Two men were arrested by Italian police yesterday on suspicion of supporting Islamic State (IS) and plotting to carry out terror attacks. The arrests of the Tunisian and Pakistani men based in Brescia in northern Italy were the latest in a series forming part of a wider investigation by the anti-terror squad, DIGOS (Divisione Investigazioni Generali e Operazioni Speciali), which began in April.
The Local reports the arrested terror suspects set up a Twitter account on which they posted threatening messages showing handwritten signs produced by the pair in Italian, French and Arabic. The signs were displayed in front of historic Italian monuments, including Rome’s Colosseum and the Duomo in Milan.
“We are in your streets, we are everywhere. We identify our targets while we wait for zero hour”, said one message.
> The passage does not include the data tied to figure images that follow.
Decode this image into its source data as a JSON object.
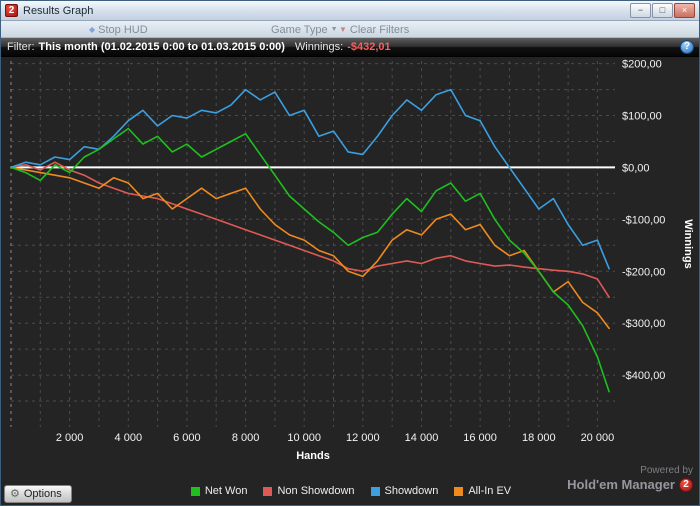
{
  "window": {
    "title": "Results Graph",
    "logo": "2",
    "controls": {
      "minimize": "−",
      "maximize": "□",
      "close": "×"
    }
  },
  "toolbar": {
    "items": [
      {
        "label": "Stop HUD"
      },
      {
        "label": "Game Type"
      },
      {
        "label": "Clear Filters"
      }
    ]
  },
  "filter": {
    "label": "Filter:",
    "value": "This month (01.02.2015 0:00 to 01.03.2015 0:00)",
    "winnings_label": "Winnings:",
    "winnings_value": "-$432,01",
    "winnings_color": "#ff5c5c",
    "help_icon": "?"
  },
  "footer": {
    "options_label": "Options",
    "powered_by": "Powered by",
    "brand": "Hold'em Manager",
    "brand_logo": "2"
  },
  "chart_data": {
    "type": "line",
    "xlabel": "Hands",
    "ylabel": "Winnings",
    "xlim": [
      0,
      20600
    ],
    "ylim": [
      -500,
      205
    ],
    "grid": "dashed",
    "zero_line": true,
    "x_ticks": [
      2000,
      4000,
      6000,
      8000,
      10000,
      12000,
      14000,
      16000,
      18000,
      20000
    ],
    "x_tick_labels": [
      "2 000",
      "4 000",
      "6 000",
      "8 000",
      "10 000",
      "12 000",
      "14 000",
      "16 000",
      "18 000",
      "20 000"
    ],
    "y_ticks": [
      200,
      100,
      0,
      -100,
      -200,
      -300,
      -400
    ],
    "y_tick_labels": [
      "$200,00",
      "$100,00",
      "$0,00",
      "-$100,00",
      "-$200,00",
      "-$300,00",
      "-$400,00"
    ],
    "x": [
      0,
      500,
      1000,
      1500,
      2000,
      2500,
      3000,
      3500,
      4000,
      4500,
      5000,
      5500,
      6000,
      6500,
      7000,
      7500,
      8000,
      8500,
      9000,
      9500,
      10000,
      10500,
      11000,
      11500,
      12000,
      12500,
      13000,
      13500,
      14000,
      14500,
      15000,
      15500,
      16000,
      16500,
      17000,
      17500,
      18000,
      18500,
      19000,
      19500,
      20000,
      20400
    ],
    "series": [
      {
        "name": "Non Showdown",
        "color": "#e05a55",
        "y": [
          0,
          5,
          -5,
          10,
          -5,
          -15,
          -30,
          -40,
          -50,
          -55,
          -60,
          -70,
          -80,
          -90,
          -100,
          -110,
          -120,
          -130,
          -140,
          -150,
          -160,
          -170,
          -180,
          -195,
          -200,
          -190,
          -185,
          -180,
          -185,
          -175,
          -170,
          -180,
          -185,
          -190,
          -188,
          -192,
          -195,
          -198,
          -200,
          -205,
          -215,
          -250
        ]
      },
      {
        "name": "Showdown",
        "color": "#3b9fe0",
        "y": [
          0,
          10,
          5,
          20,
          15,
          40,
          35,
          60,
          90,
          110,
          80,
          100,
          95,
          110,
          105,
          120,
          150,
          130,
          145,
          100,
          110,
          60,
          70,
          30,
          25,
          60,
          100,
          130,
          110,
          140,
          150,
          100,
          90,
          40,
          0,
          -40,
          -80,
          -60,
          -110,
          -150,
          -140,
          -195
        ]
      },
      {
        "name": "All-In EV",
        "color": "#ee8a1e",
        "y": [
          0,
          -5,
          -10,
          -15,
          -20,
          -30,
          -40,
          -20,
          -30,
          -60,
          -50,
          -80,
          -60,
          -40,
          -60,
          -50,
          -40,
          -80,
          -110,
          -130,
          -140,
          -160,
          -170,
          -200,
          -210,
          -180,
          -140,
          -120,
          -130,
          -100,
          -90,
          -120,
          -110,
          -150,
          -170,
          -160,
          -200,
          -240,
          -220,
          -260,
          -280,
          -310
        ]
      },
      {
        "name": "Net Won",
        "color": "#1fbf1f",
        "y": [
          0,
          -10,
          -25,
          5,
          -10,
          20,
          35,
          55,
          75,
          45,
          60,
          30,
          45,
          20,
          35,
          50,
          65,
          25,
          -15,
          -55,
          -80,
          -105,
          -125,
          -150,
          -135,
          -125,
          -90,
          -60,
          -85,
          -45,
          -30,
          -65,
          -50,
          -100,
          -140,
          -165,
          -200,
          -240,
          -265,
          -305,
          -365,
          -432
        ]
      }
    ],
    "legend_order": [
      "Net Won",
      "Non Showdown",
      "Showdown",
      "All-In EV"
    ],
    "legend_position": "bottom-center"
  }
}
Milan prosecutor Maurizio Romanelli told a press conference they also set their sights on several other targets, in particular the Ghedi Air Base near where they come from in Brescia which is used by the US military, “but also other possible targets including law enforcement forces”.
The two men had also downloaded an internet manual called “How to Survive in the West” which includes information on bomb-making, disguising identities online and carrying out terror attacks. Officials said they were planning to travel to IS-held territory in Syria to receive military training.
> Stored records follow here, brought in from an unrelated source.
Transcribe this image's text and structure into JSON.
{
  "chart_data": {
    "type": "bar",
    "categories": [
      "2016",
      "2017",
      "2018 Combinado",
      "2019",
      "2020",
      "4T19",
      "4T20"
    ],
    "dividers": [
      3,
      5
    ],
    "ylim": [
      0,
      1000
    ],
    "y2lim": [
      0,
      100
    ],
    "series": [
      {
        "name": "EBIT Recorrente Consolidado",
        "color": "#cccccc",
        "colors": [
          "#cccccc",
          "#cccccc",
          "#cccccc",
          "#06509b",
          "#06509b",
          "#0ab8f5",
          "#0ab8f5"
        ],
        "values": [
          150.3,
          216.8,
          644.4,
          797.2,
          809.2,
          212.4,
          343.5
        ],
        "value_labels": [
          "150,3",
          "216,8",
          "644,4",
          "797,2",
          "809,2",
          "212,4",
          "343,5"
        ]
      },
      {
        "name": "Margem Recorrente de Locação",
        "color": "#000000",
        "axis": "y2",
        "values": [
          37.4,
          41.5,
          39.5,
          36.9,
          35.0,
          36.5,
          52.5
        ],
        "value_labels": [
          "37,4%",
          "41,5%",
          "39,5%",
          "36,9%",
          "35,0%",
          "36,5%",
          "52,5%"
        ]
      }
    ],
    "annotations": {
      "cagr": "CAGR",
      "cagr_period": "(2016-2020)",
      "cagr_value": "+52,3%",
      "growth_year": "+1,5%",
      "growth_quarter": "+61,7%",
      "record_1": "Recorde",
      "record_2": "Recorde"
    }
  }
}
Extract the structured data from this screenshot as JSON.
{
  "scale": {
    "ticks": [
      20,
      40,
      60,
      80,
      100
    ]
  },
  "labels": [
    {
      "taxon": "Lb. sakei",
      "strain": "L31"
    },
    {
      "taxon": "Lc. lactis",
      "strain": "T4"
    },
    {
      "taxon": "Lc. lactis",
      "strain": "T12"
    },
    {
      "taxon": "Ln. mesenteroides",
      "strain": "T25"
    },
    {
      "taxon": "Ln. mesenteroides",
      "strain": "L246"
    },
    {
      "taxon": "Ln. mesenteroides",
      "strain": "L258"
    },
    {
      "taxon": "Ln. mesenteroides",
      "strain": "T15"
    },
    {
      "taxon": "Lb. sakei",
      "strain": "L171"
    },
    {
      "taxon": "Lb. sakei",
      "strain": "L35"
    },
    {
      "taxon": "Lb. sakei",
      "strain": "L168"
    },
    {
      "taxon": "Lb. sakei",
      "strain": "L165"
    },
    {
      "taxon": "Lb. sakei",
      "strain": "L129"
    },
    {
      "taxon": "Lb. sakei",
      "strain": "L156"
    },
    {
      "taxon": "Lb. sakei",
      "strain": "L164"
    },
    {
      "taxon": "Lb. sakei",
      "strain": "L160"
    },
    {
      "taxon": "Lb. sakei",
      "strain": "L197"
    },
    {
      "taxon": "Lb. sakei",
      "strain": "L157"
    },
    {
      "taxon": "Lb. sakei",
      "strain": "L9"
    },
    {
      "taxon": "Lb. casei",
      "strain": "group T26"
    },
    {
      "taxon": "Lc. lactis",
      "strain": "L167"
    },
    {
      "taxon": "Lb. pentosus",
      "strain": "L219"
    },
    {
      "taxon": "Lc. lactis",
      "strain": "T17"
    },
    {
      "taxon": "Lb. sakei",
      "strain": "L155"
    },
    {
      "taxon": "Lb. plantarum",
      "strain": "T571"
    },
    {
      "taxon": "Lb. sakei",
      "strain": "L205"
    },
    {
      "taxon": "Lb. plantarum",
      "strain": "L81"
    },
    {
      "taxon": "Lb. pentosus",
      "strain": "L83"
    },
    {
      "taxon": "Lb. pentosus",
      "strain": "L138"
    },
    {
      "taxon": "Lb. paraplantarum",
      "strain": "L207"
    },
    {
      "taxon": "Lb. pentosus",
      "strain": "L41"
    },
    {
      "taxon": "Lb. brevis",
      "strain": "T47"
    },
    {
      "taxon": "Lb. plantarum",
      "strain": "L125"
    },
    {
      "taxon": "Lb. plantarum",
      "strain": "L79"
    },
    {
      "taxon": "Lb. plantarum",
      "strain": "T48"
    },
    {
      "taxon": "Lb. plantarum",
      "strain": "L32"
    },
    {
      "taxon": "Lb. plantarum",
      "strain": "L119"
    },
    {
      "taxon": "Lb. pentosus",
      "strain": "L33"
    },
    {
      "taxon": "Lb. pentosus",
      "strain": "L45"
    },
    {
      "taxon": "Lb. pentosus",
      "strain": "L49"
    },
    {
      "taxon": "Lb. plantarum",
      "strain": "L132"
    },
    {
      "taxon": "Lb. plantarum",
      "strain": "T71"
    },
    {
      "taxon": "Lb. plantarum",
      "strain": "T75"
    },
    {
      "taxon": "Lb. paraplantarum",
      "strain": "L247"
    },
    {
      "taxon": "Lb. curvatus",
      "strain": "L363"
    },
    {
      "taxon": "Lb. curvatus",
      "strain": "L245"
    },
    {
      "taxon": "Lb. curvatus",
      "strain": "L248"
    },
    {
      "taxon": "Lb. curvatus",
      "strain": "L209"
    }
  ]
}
Nevertheless, Romanelli said the targets in Milan and Rome “were never in danger” because the pair had not set their plans in motion before being arrested and charged with terror association and subversion.
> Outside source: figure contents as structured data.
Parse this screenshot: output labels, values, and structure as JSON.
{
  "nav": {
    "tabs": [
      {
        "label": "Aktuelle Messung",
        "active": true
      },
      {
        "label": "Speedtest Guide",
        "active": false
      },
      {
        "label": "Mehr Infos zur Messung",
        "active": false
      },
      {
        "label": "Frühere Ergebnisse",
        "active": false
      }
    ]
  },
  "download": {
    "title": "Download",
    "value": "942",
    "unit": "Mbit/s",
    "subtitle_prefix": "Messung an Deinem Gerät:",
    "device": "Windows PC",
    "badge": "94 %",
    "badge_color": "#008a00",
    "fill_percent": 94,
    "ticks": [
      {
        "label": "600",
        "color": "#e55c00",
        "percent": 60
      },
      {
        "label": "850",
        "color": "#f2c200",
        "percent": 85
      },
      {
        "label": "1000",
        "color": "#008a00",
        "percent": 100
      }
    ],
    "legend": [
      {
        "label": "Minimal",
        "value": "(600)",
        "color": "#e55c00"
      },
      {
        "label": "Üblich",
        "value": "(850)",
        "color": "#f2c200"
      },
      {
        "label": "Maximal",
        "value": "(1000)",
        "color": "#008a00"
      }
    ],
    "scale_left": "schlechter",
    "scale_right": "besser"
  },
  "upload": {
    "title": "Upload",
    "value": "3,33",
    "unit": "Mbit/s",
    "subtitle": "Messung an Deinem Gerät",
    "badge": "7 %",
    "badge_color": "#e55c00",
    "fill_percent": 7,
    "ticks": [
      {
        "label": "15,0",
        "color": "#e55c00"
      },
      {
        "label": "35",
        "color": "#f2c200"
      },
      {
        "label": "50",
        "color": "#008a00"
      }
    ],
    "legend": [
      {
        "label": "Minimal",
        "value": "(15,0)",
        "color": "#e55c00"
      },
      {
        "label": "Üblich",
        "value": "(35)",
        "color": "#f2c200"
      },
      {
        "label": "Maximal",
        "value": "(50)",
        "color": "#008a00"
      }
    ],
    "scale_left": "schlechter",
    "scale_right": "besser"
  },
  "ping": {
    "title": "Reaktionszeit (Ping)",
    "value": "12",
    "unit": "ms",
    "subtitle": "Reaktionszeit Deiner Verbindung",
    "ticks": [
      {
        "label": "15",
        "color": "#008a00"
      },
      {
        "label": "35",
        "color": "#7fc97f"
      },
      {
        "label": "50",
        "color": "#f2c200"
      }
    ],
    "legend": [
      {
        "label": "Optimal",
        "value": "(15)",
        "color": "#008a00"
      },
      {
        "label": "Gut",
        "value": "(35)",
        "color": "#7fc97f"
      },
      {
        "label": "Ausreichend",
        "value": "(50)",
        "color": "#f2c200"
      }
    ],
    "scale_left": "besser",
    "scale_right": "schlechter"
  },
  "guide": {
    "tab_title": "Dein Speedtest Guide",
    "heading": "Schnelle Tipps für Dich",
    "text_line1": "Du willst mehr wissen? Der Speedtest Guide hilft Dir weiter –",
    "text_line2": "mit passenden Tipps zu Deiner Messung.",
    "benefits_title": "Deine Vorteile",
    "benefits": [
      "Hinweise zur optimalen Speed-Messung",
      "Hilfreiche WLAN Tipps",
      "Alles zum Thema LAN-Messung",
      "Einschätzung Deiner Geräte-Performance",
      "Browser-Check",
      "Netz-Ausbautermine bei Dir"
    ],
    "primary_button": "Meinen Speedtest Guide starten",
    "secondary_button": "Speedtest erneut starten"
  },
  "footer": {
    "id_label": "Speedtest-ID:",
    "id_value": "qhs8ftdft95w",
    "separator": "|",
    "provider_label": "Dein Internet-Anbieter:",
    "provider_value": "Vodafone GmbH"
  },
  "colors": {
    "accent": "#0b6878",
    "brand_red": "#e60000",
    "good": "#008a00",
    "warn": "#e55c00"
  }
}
“This morning’s arrests show our system to prevent terrorist attacks works,” said Interior Minister Angelino Alfano, “it confirms that Internet controls allow us to take preventative action with great efficiency.”
Nigel Farage and several Italian politicians have previously warned of the “real and genuine threat” of IS fighters entering Europe via Italy posing as migrants. The latest arrests suggest Italy has taken those warnings to heart.